We live our lives on a 12-hour leash around here. We are free to roam just as far as we like each day so long as we are home for both the AM and PM milkings. Today, we stretched that leash to its max by following our 5:30AM milking with a trip to Memphis for a visit to the zoo and some back-to-school shopping before loading back up and heading home, pulling into town right at 5:30PM, just in time to drop Girl 1 off at ballet class and get home for milking.
We always love the zoo and try to make the most of our membership by getting there every couple of months. We especially love the farm area (funny, huh?). Today, the gorilla and sea lions were especially fun, too. After the zoo, though, we headed for the nearest mall to pick up the items I'd determined that the girls needed before school starts. We don't live anywhere near a mall, so it seemed prudent to take advantage of being so near one today. Oddly, though, today's shopping experience left me reeling. I was reminded of yet another excerpt from Kristin Kimball's The Dirty Life:
"As much as you transform the land by farming, farming transforms you. It seeps into your skin along with the dirt that abides permanently in the creases of your thickened hands, the beds of your nails. It asks so much of your body that if you're not careful it can wreck you as surely as any vice by the time you're fifty, when you wake up and find yourself with ruined knees and dysfunctional shoulders, deaf from the constant clank and rattle of your machinery, and broke to boot. But farming takes root in you and crowds out other endeavors, makes them seem paltry. Your acres become a world. And maybe you realize that it is beyond those acres or in your distant past, back in the realm of TiVo and cubicles, of take-out food and central heat and air, in that country where discomfort has nearly disappeared, that you were deprived. Deprived of the pleasure of desire, of effort and difficulty and meaningful accomplishment. A farm asks, and if you don't give enough, the primordial forces of death and wildness will overrun you. So naturally you give, and then you give some more, and then you give to the point of breaking, and then and only then it gives back so bountifully it overfills not only your root cellar but also that parched and weedy little patch we call the soul."

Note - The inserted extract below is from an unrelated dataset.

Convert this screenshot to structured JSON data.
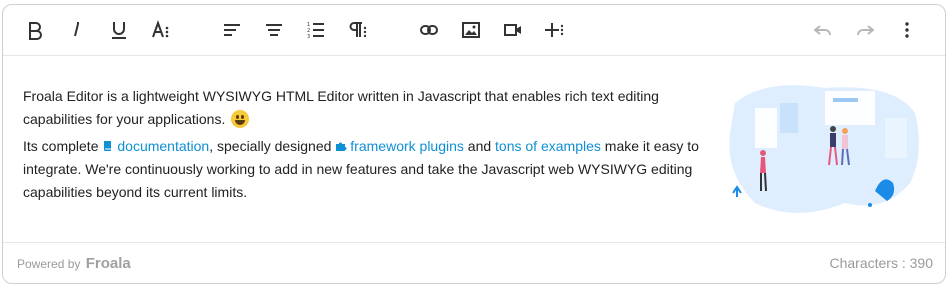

I know enough about farming to know that I'm no farmer. But, I have come to live close enough to the earth lately that my toenails look like the fingernails she describes. Also, I'm realizing that this life we are living is changing me. It's hard to pinpoint or even describe the changes in words. But, I know that I feel so much more alive building a goat shed with my husband or tending my garden or milking my goat or making my soap than I did today at the mall. In fact, the mall sent me into a bit of a panic attack, if I'm being honest. I'm not sure what it all means, but I know that I was sure glad to be home and drink in the smell of the pile of tomatoes waiting to be canned when we opened the backdoor.